From younger children to teenagers and adults, it is evident that society is reliant on phones to some extent. Although some are much more reliant than others, there is no denying that society cannot be without the innovation of the smartphone be it for educational, business, or social needs.

“I believe that phones are not essential in the sense of, say, food or sanitation. However, it is incredibly difficult to fully function in today’s society without one, much like it would be to function without a car,” added Cimeno. “Many employers, friends, and even teachers, assume that students have access to what are ultimately luxuries by most of the world’s standards. We have built society in such a way that those without a phone find it difficult to compete with those who do. Those who can will leave a call-back number, get to work quickly if needed, or research a topic in class instead of waiting until they can go to the library.”

While there is an endless list of the benefits of having a phone, there is also a list just as voluminous containing the many detriments of having a phone, distractions being one of the better known.

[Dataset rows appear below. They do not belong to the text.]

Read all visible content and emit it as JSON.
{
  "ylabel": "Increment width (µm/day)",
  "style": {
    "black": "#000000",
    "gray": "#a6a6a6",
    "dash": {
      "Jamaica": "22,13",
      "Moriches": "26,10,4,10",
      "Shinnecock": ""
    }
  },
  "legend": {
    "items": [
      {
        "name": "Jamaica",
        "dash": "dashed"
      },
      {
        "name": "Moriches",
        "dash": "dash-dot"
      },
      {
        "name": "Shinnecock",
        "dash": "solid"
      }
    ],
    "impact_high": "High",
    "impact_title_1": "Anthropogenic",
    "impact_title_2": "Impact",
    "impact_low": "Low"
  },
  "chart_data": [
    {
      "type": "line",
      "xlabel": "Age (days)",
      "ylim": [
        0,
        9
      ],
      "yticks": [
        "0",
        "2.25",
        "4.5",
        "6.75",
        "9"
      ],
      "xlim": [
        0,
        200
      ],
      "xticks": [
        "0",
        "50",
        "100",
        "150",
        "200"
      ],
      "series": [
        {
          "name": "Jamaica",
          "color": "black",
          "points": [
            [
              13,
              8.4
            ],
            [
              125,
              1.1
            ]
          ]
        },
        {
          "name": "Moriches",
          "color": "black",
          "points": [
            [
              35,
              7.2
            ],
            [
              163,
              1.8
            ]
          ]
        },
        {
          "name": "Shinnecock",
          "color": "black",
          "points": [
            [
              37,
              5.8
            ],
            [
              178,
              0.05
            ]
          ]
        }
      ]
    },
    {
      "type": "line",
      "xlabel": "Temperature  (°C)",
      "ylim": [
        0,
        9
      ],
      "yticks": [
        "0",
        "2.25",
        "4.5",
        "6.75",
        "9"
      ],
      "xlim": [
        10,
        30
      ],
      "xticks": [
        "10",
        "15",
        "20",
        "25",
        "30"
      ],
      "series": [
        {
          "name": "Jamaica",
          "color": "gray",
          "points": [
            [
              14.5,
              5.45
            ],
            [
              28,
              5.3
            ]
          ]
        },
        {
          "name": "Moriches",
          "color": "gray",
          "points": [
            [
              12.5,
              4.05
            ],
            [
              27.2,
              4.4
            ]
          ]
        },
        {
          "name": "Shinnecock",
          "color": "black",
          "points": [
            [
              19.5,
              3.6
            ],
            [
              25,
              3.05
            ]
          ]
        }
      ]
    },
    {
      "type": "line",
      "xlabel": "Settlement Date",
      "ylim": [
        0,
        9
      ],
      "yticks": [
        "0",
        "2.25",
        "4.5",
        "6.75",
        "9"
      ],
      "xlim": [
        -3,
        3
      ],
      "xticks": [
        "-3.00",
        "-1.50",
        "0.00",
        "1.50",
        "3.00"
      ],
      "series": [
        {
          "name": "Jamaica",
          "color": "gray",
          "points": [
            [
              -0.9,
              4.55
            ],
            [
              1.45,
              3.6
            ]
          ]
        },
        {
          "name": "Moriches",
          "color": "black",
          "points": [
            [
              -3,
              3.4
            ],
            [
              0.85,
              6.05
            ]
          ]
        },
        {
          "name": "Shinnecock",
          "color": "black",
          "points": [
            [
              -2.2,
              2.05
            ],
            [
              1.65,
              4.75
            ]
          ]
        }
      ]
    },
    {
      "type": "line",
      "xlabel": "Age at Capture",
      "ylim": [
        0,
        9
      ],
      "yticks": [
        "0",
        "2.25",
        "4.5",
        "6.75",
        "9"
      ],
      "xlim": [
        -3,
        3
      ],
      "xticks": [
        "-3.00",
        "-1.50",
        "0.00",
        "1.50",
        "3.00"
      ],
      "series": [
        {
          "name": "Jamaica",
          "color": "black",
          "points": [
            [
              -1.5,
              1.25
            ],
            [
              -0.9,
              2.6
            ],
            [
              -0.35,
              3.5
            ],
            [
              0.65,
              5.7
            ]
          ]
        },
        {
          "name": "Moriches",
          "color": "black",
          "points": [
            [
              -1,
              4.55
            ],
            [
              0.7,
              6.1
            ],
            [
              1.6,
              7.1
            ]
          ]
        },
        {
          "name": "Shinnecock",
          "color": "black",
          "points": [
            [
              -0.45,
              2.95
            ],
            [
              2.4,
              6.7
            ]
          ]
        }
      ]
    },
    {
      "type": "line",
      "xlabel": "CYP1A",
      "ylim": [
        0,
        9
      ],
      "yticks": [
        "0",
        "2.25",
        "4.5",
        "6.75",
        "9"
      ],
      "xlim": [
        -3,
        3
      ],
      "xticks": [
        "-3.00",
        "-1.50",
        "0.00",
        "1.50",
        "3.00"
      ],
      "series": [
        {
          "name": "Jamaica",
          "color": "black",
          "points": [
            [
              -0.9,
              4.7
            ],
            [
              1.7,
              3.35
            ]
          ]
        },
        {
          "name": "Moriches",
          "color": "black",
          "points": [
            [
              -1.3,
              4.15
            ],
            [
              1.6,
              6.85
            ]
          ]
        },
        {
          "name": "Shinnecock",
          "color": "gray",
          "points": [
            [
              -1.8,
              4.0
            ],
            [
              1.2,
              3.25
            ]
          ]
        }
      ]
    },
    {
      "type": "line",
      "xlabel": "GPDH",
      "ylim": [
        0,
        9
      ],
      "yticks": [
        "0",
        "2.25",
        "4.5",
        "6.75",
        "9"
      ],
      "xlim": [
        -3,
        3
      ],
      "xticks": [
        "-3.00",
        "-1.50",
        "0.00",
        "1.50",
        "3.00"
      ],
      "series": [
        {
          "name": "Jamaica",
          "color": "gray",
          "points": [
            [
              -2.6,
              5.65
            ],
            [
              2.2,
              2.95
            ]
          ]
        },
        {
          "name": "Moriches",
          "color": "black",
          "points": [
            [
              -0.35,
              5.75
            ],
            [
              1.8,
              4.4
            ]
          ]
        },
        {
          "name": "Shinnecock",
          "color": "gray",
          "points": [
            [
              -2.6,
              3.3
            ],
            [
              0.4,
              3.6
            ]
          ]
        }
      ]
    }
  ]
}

It can easily be said that some teenagers go to bed with their phones on and placed next to them in bed. Some might use them as an alarm, others to listen to music, or to play games and talk to friends during when they are supposed to be sleeping. This leads to the sleep deprivation which teenagers know of all too well.

According to a study by Harvard Medical School professor Dr.Charles A. Czeisler, M.D., Ph.D., in the summer of 2013, electronic devices such as phones, smartphones and tablets emit artificial blue light, preventing the feeling of sleepiness by activate arousing neurons within the brain. Not only that, but it also affects one’s ability to fall asleep, the quality of that sleep, and also disrupts the body’s production of melatonin, the natural sleep-inducing hormones released through the endocrine system. Sleep deprivation can lead to an increase in acne and other skin problems as well as causing someone to eat excessive amounts of “junk food,” such as sweets, which can lead to weight gain. It also may even limit one’s ability to learn, concentrate, solve problems, numbers, names, and also your homework.

Smartphone usage has its many benefits in society, but just as there are many benefits, smartphone usage should be controlled as to where it does not disrupt productivity and create health risks.